Blackstone Doubles Down on Shale Boom Lasting With Harvest Deal

By Melissa Mittelman and Tim Loh

Blackstone Group LP’s reach for $10 billion in energy assets is the firm’s latest bet that the U.S. shale boom is just hitting its stride.

The world’s largest alternative-asset manager agreed to buy Harvest Fund Advisors for an undisclosed amount, adding the firm’s 18-member team led by Eric Conklin to an investment empire that spans private equity, real estate, credit and hedge funds.

The private equity firm has made a series of wagers premised on the U.S. shale revolution having room to run. This year Blackstone has snatched up assets including a share in a $2.3 billion purchase of acreage in the Eagle Ford shale basin in Texas, a $2 billion deal for pipeline company EagleClaw Midstream Ventures LLC and a $1.57 billion stake in Energy Transfer Partners LP’s Rover gas pipeline.

“The value of that pipe in the ground, most often as long as you’re in the right areas, isn’t decreasing in value — that’s increasing in value every day,” Conklin said Thursday in a phone interview. “We’re certainly in the early innings when it comes to pricing the space efficiently.”

Harvest, founded in 2005, invests in U.S. midstream assets such as pipelines and export terminals through master limited partnerships. Like real estate investment trusts and business development companies, MLPs pass their federal tax duties on to individual investors, lowering overall rates.

Harvest was advised by Wells Fargo Securities on the deal, which includes cash plus incentive payouts. The Harvest team will keep its Wayne, Pennsylvania, headquarters, with Conklin reporting through Blackstone’s credit unit, said Blackstone partner Dwight Scott.

In buying Harvest, Blackstone is betting that demand will keep rising for transporting, refining and shipping oil and gas. The infrastructure assets, which operate under long-term contracts that generate cash flow, are partly protected from fluctuating commodity prices, Scott said.

‘Hangover’

The U.S. midstream sector is experiencing a “hangover” after almost a decade of access to cheap capital that partnerships used to fund a project binge that’s helped connect America’s shale gas and oil to customers, Scott said. There’s still plenty of activity taking place among privately held midstream players, he noted. One such transaction involving Kingfisher Midstream LLC was announced Wednesday.

“The private midstream transactions are very robust today, but you have the public companies under pressure from a valuation standpoint,” Scott said. “That kind of opportunity is the kind of thing that we like to see, that’s one of the things that attracts us to this.’’

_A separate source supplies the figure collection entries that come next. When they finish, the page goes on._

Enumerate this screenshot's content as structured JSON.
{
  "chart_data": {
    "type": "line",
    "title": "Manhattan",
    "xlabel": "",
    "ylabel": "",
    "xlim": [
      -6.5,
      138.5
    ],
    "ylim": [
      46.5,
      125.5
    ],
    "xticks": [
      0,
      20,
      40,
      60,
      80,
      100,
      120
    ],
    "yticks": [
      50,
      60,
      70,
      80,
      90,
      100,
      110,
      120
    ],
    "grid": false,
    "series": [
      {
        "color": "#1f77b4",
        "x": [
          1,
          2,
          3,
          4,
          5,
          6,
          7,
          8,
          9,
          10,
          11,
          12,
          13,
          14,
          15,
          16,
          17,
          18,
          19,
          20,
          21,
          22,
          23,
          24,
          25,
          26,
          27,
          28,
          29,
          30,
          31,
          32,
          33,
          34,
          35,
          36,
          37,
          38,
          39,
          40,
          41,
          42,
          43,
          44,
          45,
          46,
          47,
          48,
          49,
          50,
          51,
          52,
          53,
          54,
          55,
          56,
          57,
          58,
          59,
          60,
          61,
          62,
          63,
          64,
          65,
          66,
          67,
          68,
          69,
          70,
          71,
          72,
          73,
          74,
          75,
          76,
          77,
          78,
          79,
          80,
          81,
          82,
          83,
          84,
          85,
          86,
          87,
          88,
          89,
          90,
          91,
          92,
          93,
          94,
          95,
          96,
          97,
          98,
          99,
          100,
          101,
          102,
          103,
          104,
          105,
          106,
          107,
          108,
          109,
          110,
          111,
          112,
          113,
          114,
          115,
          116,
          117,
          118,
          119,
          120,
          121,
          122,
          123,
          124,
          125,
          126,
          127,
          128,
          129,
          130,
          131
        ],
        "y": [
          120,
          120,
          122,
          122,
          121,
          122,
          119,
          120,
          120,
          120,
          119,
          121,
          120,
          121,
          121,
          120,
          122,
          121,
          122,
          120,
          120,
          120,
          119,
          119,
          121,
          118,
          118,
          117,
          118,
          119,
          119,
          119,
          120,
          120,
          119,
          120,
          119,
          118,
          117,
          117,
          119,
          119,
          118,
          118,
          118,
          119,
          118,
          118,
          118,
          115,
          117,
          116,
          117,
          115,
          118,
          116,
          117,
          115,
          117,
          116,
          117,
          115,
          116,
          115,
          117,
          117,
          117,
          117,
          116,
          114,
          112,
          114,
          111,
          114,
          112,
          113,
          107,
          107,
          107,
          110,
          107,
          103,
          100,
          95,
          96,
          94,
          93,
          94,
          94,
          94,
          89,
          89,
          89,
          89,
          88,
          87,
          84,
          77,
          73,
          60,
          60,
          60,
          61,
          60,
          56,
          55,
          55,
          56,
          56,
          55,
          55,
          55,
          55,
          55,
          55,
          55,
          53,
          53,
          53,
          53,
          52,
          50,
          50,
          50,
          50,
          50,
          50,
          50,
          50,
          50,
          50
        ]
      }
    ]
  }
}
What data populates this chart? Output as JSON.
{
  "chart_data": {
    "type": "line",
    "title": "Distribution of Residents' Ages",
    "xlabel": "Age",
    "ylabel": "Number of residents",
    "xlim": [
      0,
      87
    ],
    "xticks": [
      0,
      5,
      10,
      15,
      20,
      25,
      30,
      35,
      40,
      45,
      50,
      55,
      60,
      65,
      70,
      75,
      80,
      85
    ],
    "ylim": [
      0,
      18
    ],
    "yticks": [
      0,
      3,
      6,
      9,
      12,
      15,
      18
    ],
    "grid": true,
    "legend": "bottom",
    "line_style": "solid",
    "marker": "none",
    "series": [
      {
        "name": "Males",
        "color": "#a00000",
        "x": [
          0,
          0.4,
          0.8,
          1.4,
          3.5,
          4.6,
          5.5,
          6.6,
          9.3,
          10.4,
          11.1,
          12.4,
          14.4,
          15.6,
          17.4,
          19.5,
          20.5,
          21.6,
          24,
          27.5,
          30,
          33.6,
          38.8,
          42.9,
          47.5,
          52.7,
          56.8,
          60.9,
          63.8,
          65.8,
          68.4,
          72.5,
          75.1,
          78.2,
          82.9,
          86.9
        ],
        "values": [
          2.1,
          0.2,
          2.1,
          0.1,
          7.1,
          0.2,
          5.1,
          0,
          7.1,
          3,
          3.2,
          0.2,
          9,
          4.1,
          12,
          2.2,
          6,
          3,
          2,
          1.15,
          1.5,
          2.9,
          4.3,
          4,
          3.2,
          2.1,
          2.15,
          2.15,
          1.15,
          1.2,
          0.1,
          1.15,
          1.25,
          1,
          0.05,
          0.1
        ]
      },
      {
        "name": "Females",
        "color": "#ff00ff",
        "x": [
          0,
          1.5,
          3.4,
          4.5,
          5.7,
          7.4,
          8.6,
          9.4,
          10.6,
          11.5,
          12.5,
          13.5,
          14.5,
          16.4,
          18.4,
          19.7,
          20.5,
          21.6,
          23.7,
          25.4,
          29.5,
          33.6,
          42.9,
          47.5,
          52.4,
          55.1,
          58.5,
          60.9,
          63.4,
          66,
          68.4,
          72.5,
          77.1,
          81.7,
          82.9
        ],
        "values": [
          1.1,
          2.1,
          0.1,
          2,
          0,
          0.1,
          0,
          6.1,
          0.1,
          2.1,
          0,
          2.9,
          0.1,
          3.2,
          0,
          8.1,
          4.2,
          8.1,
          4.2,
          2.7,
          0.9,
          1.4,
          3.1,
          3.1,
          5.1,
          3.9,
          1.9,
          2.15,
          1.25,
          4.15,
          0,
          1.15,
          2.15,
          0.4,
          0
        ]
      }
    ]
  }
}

Led by Chief Executive Officer Steve Schwarzman, Blackstone has primarily built investment capabilities in-house, with some notable exceptions. Its credit unit was created with the transformational purchase of GSO Capital Partners in 2008, and in 2013 Blackstone scooped up a Credit Suisse Group AG unit that bought and sold stakes in private equity funds. Blackstone managed $371 billion across its various businesses as of June 30.

Blackstone, which already invests in energy through its credit platform and private equity funds, saw an acquisition as the best way to add a public equity offering via listed MLPs, said Scott, who was promoted to president of GSO in June.

“The way Eric and his team talk about their business and talk about the businesses they like, it sounds a lot like our team when we talk about the credits we like,” Scott said, comparing Harvest to GSO. “We have the ability to point to our experience as a group that came into Blackstone through a similar type of transaction. It was an easy discussion because of that.”

Buying Opportunity

Pipeline operators stand to gain as U.S. energy output surges. Crude production is projected to average 9.91 million barrels a day in 2018, up from an expected 9.35 million barrels a day this year, according to the Energy Information Administration. Dry natural gas output is projected to jump to 77.3 billion cubic feet a day, from 73.5 billion this year.

That’s led several companies to announce capacity expansions this year, especially in Texas’s Permian Basin, which has driven the shale resurgence.

While MLPs have worked to simplify their corporate structures in the past year in hopes of pleasing Wall Street, their stock performance has slumped. The Alerian MLP Index, which tracks 41 MLPs including Enterprise Products Partners LP and Williams Partners LP, has fallen more than 10 percent in the past month while crude oil futures have been largely flat. Given that, Blackstone may sense a good buying opportunity.

“You still have to feel good about the volume trends in the U.S.,” said Matt Schmid, an analyst at Stephens Inc.

“In these low-cost basins,” Schmid added, “production is going to continue to grow and create opportunities for these midstream companies. It’s hard to reconcile that with where the equities are trading today.”

Peter Grauer, chairman of Bloomberg LP, the parent of Bloomberg News, is a non-executive director at Blackstone.